On which OS does this issue occur?

[OS: Linux]

What is the version of your OS?

Ubuntu 22.04

NuttX Version

Master

Issue Architecture

[Arch: xtensa]

Issue Area

[Area: OS Components]

Host information

No response

Verification

  • [x] I have verified before submitting the report.

eren-terzioglu avatar May 13 '25 11:05 eren-terzioglu

@eren-terzioglu sem/mutex size is changed in this patch, do you update the porting layer with your prebuilt library?

xiaoxiang781216 avatar May 13 '25 13:05 xiaoxiang781216

Hi all, this is still an issue.

I've been debugging it but have found no answers so far (on branch b6f2729) One thing I noticed is enabling CONFIG_DEBUG_SCHED_INFO makes the ostest pass, otherwise it gets stuck on signal handler test.

Logging changing the behavior could be indicative of some race condition, right? Since we are on a SMP environment.
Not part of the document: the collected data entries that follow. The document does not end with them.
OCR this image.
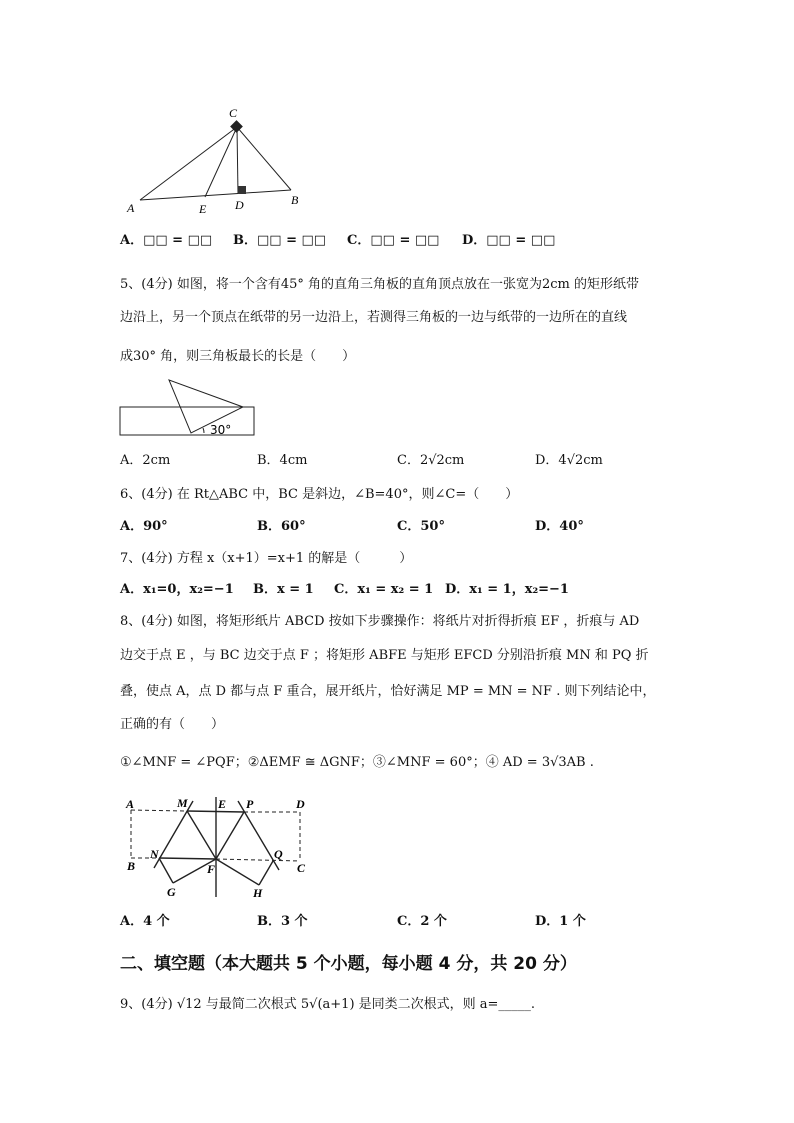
C
A	E D	B
30°
A	M	E P	D
N
B	F
Q
C
G	H
A．□□ = □□ B．□□ = □□ C．□□ = □□ D．□□ = □□
5、(4分) 如图，将一个含有45° 角的直角三角板的直角顶点放在一张宽为2cm 的矩形纸带
边沿上，另一个顶点在纸带的另一边沿上，若测得三角板的一边与纸带的一边所在的直线
成30° 角，则三角板最长的长是（　　）
A．2cm	B．4cm	C．2√2cm	D．4√2cm
6、(4分) 在 Rt△ABC 中，BC 是斜边，∠B=40°，则∠C=（　　）
A．90°	B．60°	C．50°	D．40°
7、(4分) 方程 x（x+1）=x+1 的解是（　　　）
A．x₁=0，x₂=−1 B．x = 1 C．x₁ = x₂ = 1 D．x₁ = 1，x₂=−1
8、(4分) 如图，将矩形纸片 ABCD 按如下步骤操作：将纸片对折得折痕 EF ，折痕与 AD
边交于点 E ，与 BC 边交于点 F ；将矩形 ABFE 与矩形 EFCD 分别沿折痕 MN 和 PQ 折
叠，使点 A，点 D 都与点 F 重合，展开纸片，恰好满足 MP = MN = NF . 则下列结论中，
正确的有（　　）
①∠MNF = ∠PQF；②ΔEMF ≅ ΔGNF；③∠MNF = 60°；④ AD = 3√3AB .
A．4 个	B．3 个	C．2 个	D．1 个
二、填空题（本大题共 5 个小题，每小题 4 分，共 20 分）
9、(4分) √12 与最简二次根式 5√(a+1) 是同类二次根式，则 a=_____.
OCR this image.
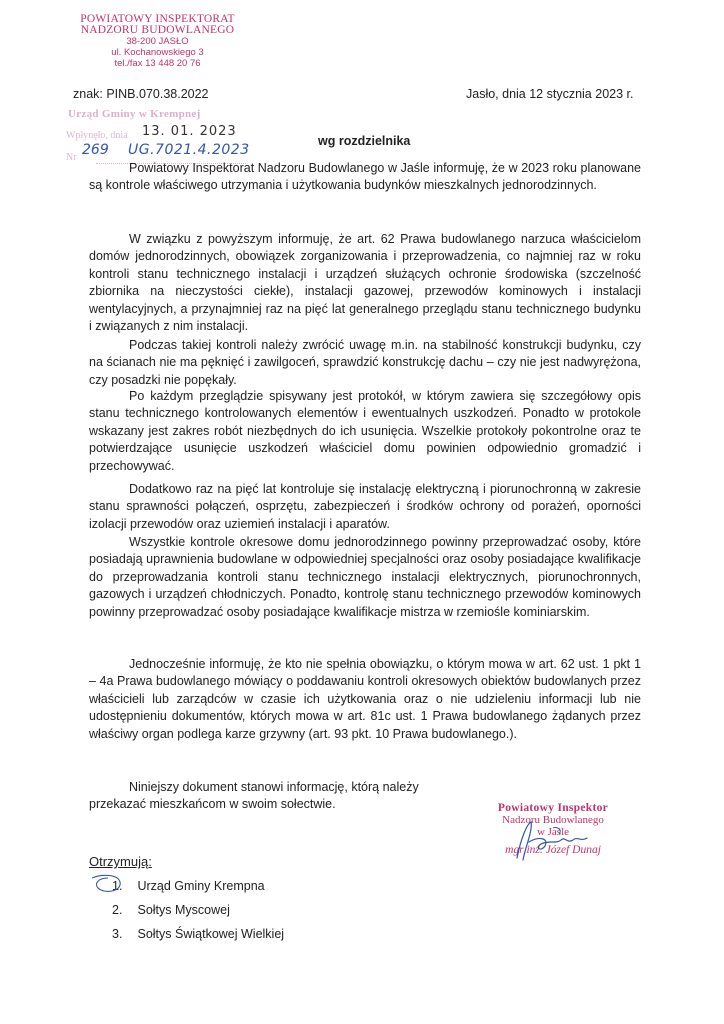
POWIATOWY INSPEKTORAT
NADZORU BUDOWLANEGO
38-200 JASŁO
ul. Kochanowskiego 3
tel./fax 13 448 20 76
znak: PINB.070.38.2022	Jasło, dnia 12 stycznia 2023 r.
Urząd Gminy w Krempnej
Wpłynęło, dnia
Nr
13. 01. 2023
269 UG.7021.4.2023
wg rozdzielnika

Powiatowy Inspektorat Nadzoru Budowlanego w Jaśle informuję, że w 2023 roku planowane są kontrole właściwego utrzymania i użytkowania budynków mieszkalnych jednorodzinnych.

W związku z powyższym informuję, że art. 62 Prawa budowlanego narzuca właścicielom domów jednorodzinnych, obowiązek zorganizowania i przeprowadzenia, co najmniej raz w roku kontroli stanu technicznego instalacji i urządzeń służących ochronie środowiska (szczelność zbiornika na nieczystości ciekłe), instalacji gazowej, przewodów kominowych i instalacji wentylacyjnych, a przynajmniej raz na pięć lat generalnego przeglądu stanu technicznego budynku i związanych z nim instalacji.

Podczas takiej kontroli należy zwrócić uwagę m.in. na stabilność konstrukcji budynku, czy na ścianach nie ma pęknięć i zawilgoceń, sprawdzić konstrukcję dachu – czy nie jest nadwyrężona, czy posadzki nie popękały.

Po każdym przeglądzie spisywany jest protokół, w którym zawiera się szczegółowy opis stanu technicznego kontrolowanych elementów i ewentualnych uszkodzeń. Ponadto w protokole wskazany jest zakres robót niezbędnych do ich usunięcia. Wszelkie protokoły pokontrolne oraz te potwierdzające usunięcie uszkodzeń właściciel domu powinien odpowiednio gromadzić i przechowywać.

Dodatkowo raz na pięć lat kontroluje się instalację elektryczną i piorunochronną w zakresie stanu sprawności połączeń, osprzętu, zabezpieczeń i środków ochrony od porażeń, oporności izolacji przewodów oraz uziemień instalacji i aparatów.

Wszystkie kontrole okresowe domu jednorodzinnego powinny przeprowadzać osoby, które posiadają uprawnienia budowlane w odpowiedniej specjalności oraz osoby posiadające kwalifikacje do przeprowadzania kontroli stanu technicznego instalacji elektrycznych, piorunochronnych, gazowych i urządzeń chłodniczych. Ponadto, kontrolę stanu technicznego przewodów kominowych powinny przeprowadzać osoby posiadające kwalifikacje mistrza w rzemiośle kominiarskim.

Jednocześnie informuję, że kto nie spełnia obowiązku, o którym mowa w art. 62 ust. 1 pkt 1 – 4a Prawa budowlanego mówiący o poddawaniu kontroli okresowych obiektów budowlanych przez właścicieli lub zarządców w czasie ich użytkowania oraz o nie udzieleniu informacji lub nie udostępnieniu dokumentów, których mowa w art. 81c ust. 1 Prawa budowlanego żądanych przez właściwy organ podlega karze grzywny (art. 93 pkt. 10 Prawa budowlanego.).

Niniejszy dokument stanowi informację, którą należy przekazać mieszkańcom w swoim sołectwie.	Powiatowy Inspektor
Nadzoru Budowlanego
w Jaśle
mgr inż. Józef Dunaj
Otrzymują:
1. Urząd Gminy Krempna
2. Sołtys Myscowej
3. Sołtys Świątkowej Wielkiej
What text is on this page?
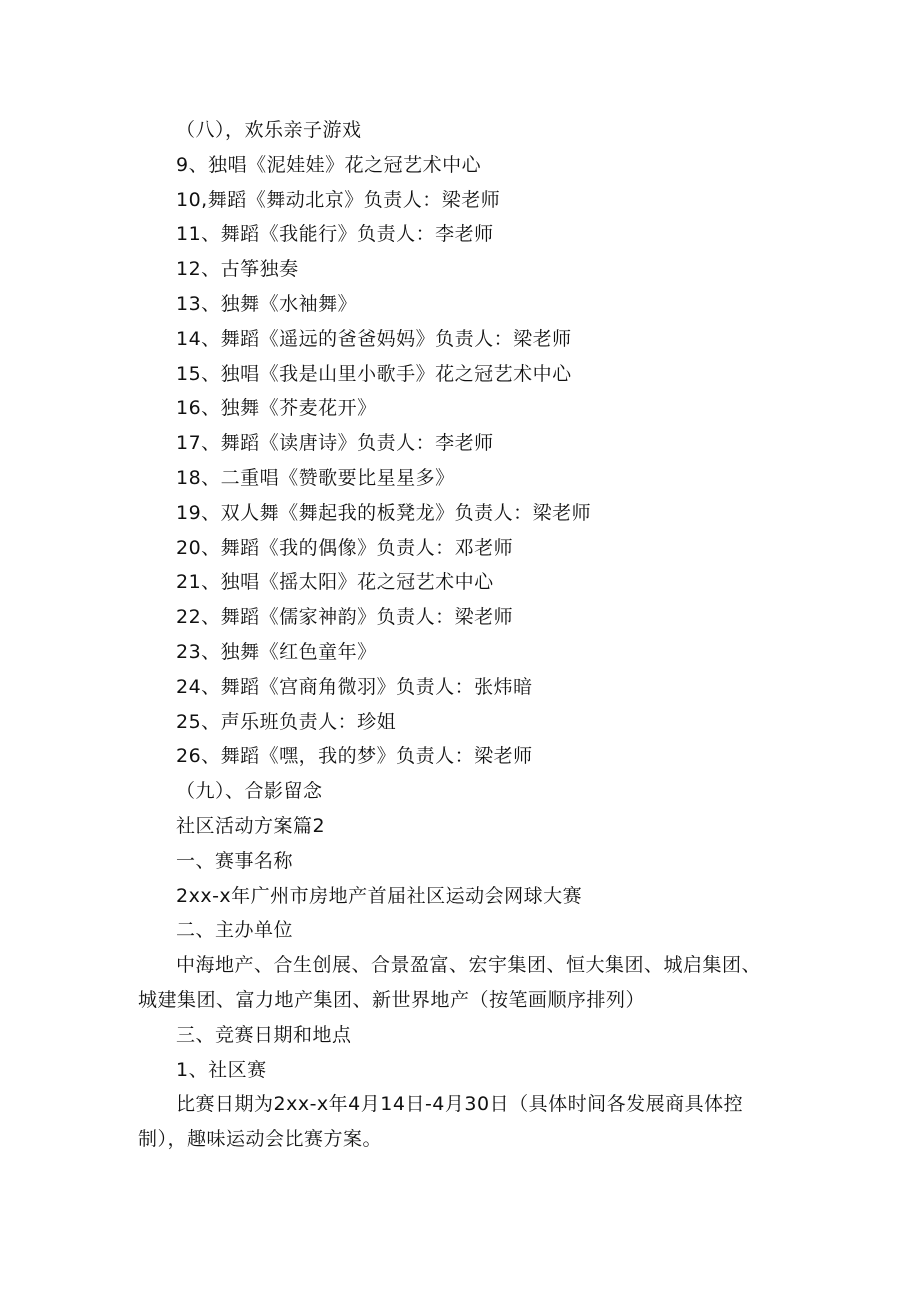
（八），欢乐亲子游戏
9、独唱《泥娃娃》花之冠艺术中心
10,舞蹈《舞动北京》负责人：梁老师
11、舞蹈《我能行》负责人：李老师
12、古筝独奏
13、独舞《水袖舞》
14、舞蹈《遥远的爸爸妈妈》负责人：梁老师
15、独唱《我是山里小歌手》花之冠艺术中心
16、独舞《芥麦花开》
17、舞蹈《读唐诗》负责人：李老师
18、二重唱《赞歌要比星星多》
19、双人舞《舞起我的板凳龙》负责人：梁老师
20、舞蹈《我的偶像》负责人：邓老师
21、独唱《摇太阳》花之冠艺术中心
22、舞蹈《儒家神韵》负责人：梁老师
23、独舞《红色童年》
24、舞蹈《宫商角微羽》负责人：张炜暗
25、声乐班负责人：珍姐
26、舞蹈《嘿，我的梦》负责人：梁老师
（九）、合影留念
社区活动方案篇2
一、赛事名称
2xx-x年广州市房地产首届社区运动会网球大赛
二、主办单位
中海地产、合生创展、合景盈富、宏宇集团、恒大集团、城启集团、
城建集团、富力地产集团、新世界地产（按笔画顺序排列）
三、竞赛日期和地点
1、社区赛
比赛日期为2xx-x年4月14日-4月30日（具体时间各发展商具体控
制），趣味运动会比赛方案。
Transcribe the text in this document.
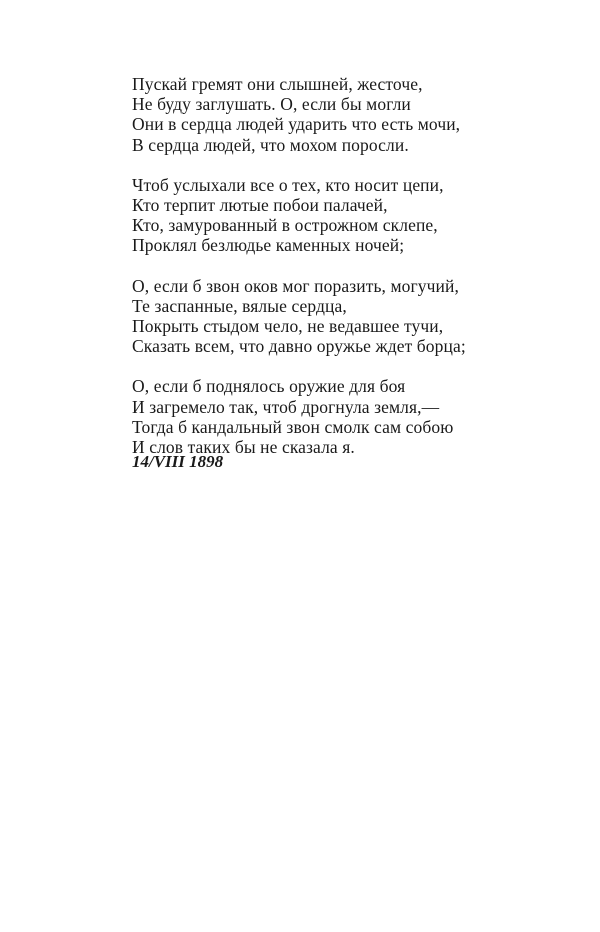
Пускай гремят они слышней, жесточе,
Не буду заглушать. О, если бы могли
Они в сердца людей ударить что есть мочи,
В сердца людей, что мохом поросли.
Чтоб услыхали все о тех, кто носит цепи,
Кто терпит лютые побои палачей,
Кто, замурованный в острожном склепе,
Проклял безлюдье каменных ночей;
О, если б звон оков мог поразить, могучий,
Те заспанные, вялые сердца,
Покрыть стыдом чело, не ведавшее тучи,
Сказать всем, что давно оружье ждет борца;
О, если б поднялось оружие для боя
И загремело так, чтоб дрогнула земля,—
Тогда б кандальный звон смолк сам собою
И слов таких бы не сказала я.
14/VIII 1898
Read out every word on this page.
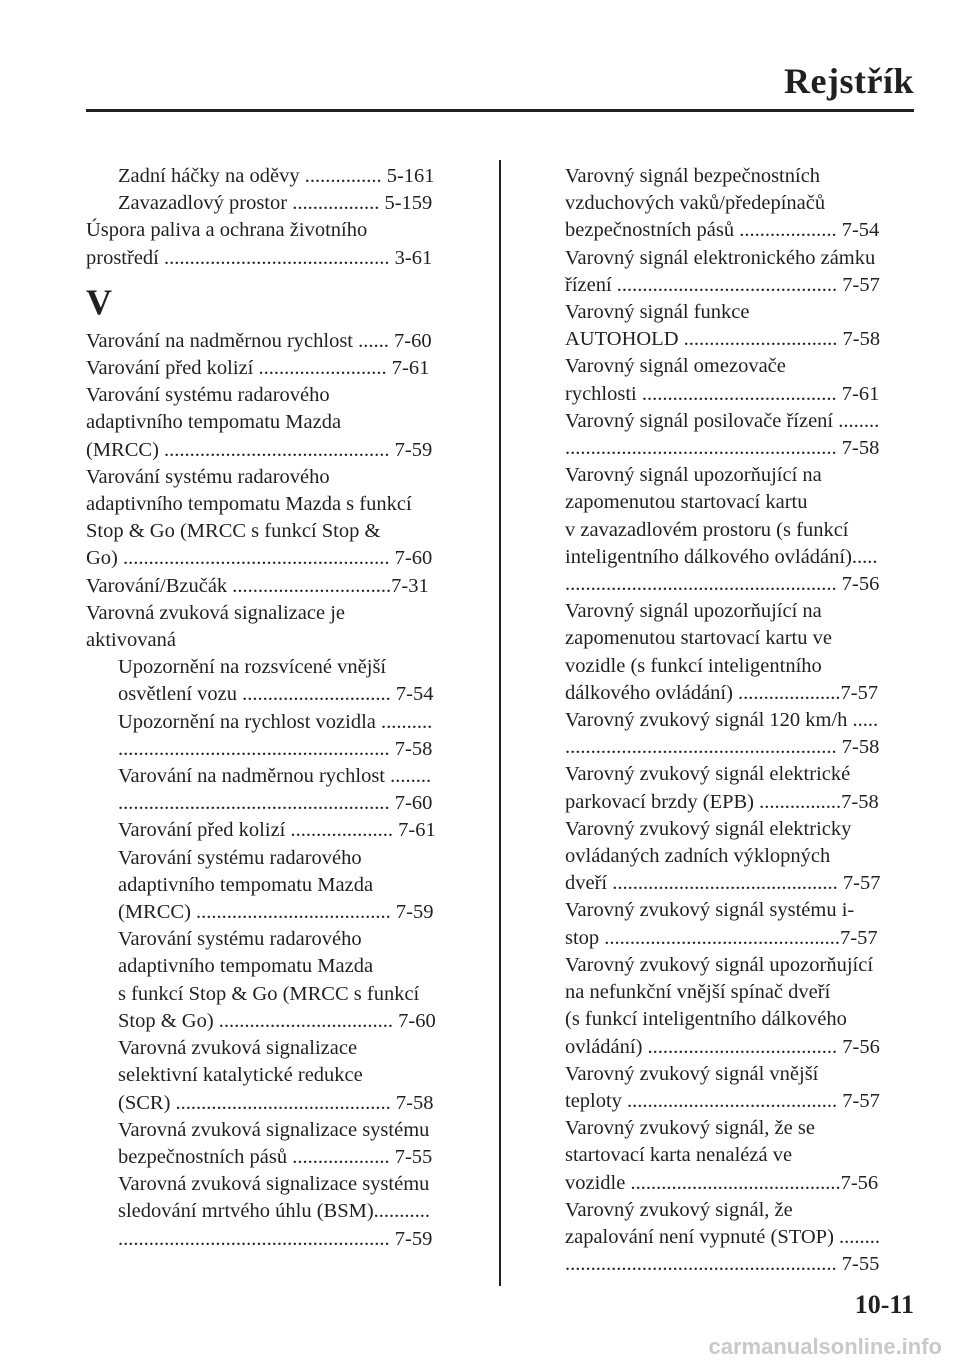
Rejstřík
Zadní háčky na oděvy ............... 5-161
Zavazadlový prostor ................. 5-159
Úspora paliva a ochrana životního
prostředí ............................................ 3-61
V
Varování na nadměrnou rychlost ...... 7-60
Varování před kolizí ......................... 7-61
Varování systému radarového
adaptivního tempomatu Mazda
(MRCC) ............................................ 7-59
Varování systému radarového
adaptivního tempomatu Mazda s funkcí
Stop & Go (MRCC s funkcí Stop &
Go) .................................................... 7-60
Varování/Bzučák ...............................7-31
Varovná zvuková signalizace je
aktivovaná
Upozornění na rozsvícené vnější
osvětlení vozu ............................. 7-54
Upozornění na rychlost vozidla ..........
..................................................... 7-58
Varování na nadměrnou rychlost ........
..................................................... 7-60
Varování před kolizí .................... 7-61
Varování systému radarového
adaptivního tempomatu Mazda
(MRCC) ...................................... 7-59
Varování systému radarového
adaptivního tempomatu Mazda
s funkcí Stop & Go (MRCC s funkcí
Stop & Go) .................................. 7-60
Varovná zvuková signalizace
selektivní katalytické redukce
(SCR) .......................................... 7-58
Varovná zvuková signalizace systému
bezpečnostních pásů ................... 7-55
Varovná zvuková signalizace systému
sledování mrtvého úhlu (BSM)...........
..................................................... 7-59
Varovný signál bezpečnostních
vzduchových vaků/předepínačů
bezpečnostních pásů ................... 7-54
Varovný signál elektronického zámku
řízení ........................................... 7-57
Varovný signál funkce
AUTOHOLD .............................. 7-58
Varovný signál omezovače
rychlosti ...................................... 7-61
Varovný signál posilovače řízení ........
..................................................... 7-58
Varovný signál upozorňující na
zapomenutou startovací kartu
v zavazadlovém prostoru (s funkcí
inteligentního dálkového ovládání).....
..................................................... 7-56
Varovný signál upozorňující na
zapomenutou startovací kartu ve
vozidle (s funkcí inteligentního
dálkového ovládání) ....................7-57
Varovný zvukový signál 120 km/h .....
..................................................... 7-58
Varovný zvukový signál elektrické
parkovací brzdy (EPB) ................7-58
Varovný zvukový signál elektricky
ovládaných zadních výklopných
dveří ............................................ 7-57
Varovný zvukový signál systému i-
stop ..............................................7-57
Varovný zvukový signál upozorňující
na nefunkční vnější spínač dveří
(s funkcí inteligentního dálkového
ovládání) ..................................... 7-56
Varovný zvukový signál vnější
teploty ......................................... 7-57
Varovný zvukový signál, že se
startovací karta nenalézá ve
vozidle .........................................7-56
Varovný zvukový signál, že
zapalování není vypnuté (STOP) ........
..................................................... 7-55
10-11
carmanualsonline.info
Here's output of ostest with SCHED_INFO enabled:

user_main: signal handler test
sighand_test: Initializing semaphore to 0
sighand_test: Starting waiter task
waiter_main: Waiter started
sighand_test: Started waiter_main pid=54
waiter_main: Unmasking signal 32
waiter_main: Registering signal handler
waiter_main: oact.sigaction=0 oact.sa_flags=0 oact.sa_mask=0000000000000000
waiter_main: Waiting on semaphore
sighand_test: Signaling pid=54 with signo=32 sigvalue=42
[CPU0] nxsig_queue: pid=0x00000036 signo=32 value=42
[CPU0] nxsig_tcbdispatch: TCB=0x3ffe3138 pid=54 signo=32 code=1 value=42 masked=NO
[CPU0] up_schedule_sigaction: tcb=0x3ffe3138, rtcb=0x3ffe0ca8 current_regs=0
[CPU1] xtensa_sig_deliver: rtcb=0x3ffe3138 sigpendactionq.head=0x3ffb14f0
[CPU1] nxsig_deliver: Deliver signal 32 to PID 54
[CPU1] xtensa_sig_deliver: Resuming
[CPU1] nx_pthread_exit: exit_value=0
[CPU1] pthread_completejoin: pid=54 exit_value=0
[CPU1] nxtask_exit: ostest pid=54,TCB=0x3ffe3138
waiter_main: sem_wait() successfully interrupted by signal
waiter_main: done
sighand_test: done

And without it:

user_main: signal handler test
sighand_test: Initializing semaphore to 0
sighand_test: Starting waiter task
sighand_test: Started waiter_main pid=54
waiter_main: Waiter started
waiter_main: Unmasking signal 32
waiter_main: Registering signal handler
waiter_main: oact.sigaction=0 oact.sa_flags=0 oact.sa_mask=0000000000000000
waiter_main: Waiting on semaphore
sighand_test: Signaling pid=54 with signo=32 sigvalue=42
sighand_test: ERROR waiter task did not exit
[CPU0] dump_assert_info: Current Version: NuttX  10.4.0 b6f2729730-dirty Jun 13 2025 15:43:52 xtensa
[CPU0] dump_assert_info: Assertion failed (_Bool)0: at file: sighand.c:318 task(CPU0): ostest process: ostest 0x400f79bc

fdcavalcanti avatar Jun 13 '25 18:06 fdcavalcanti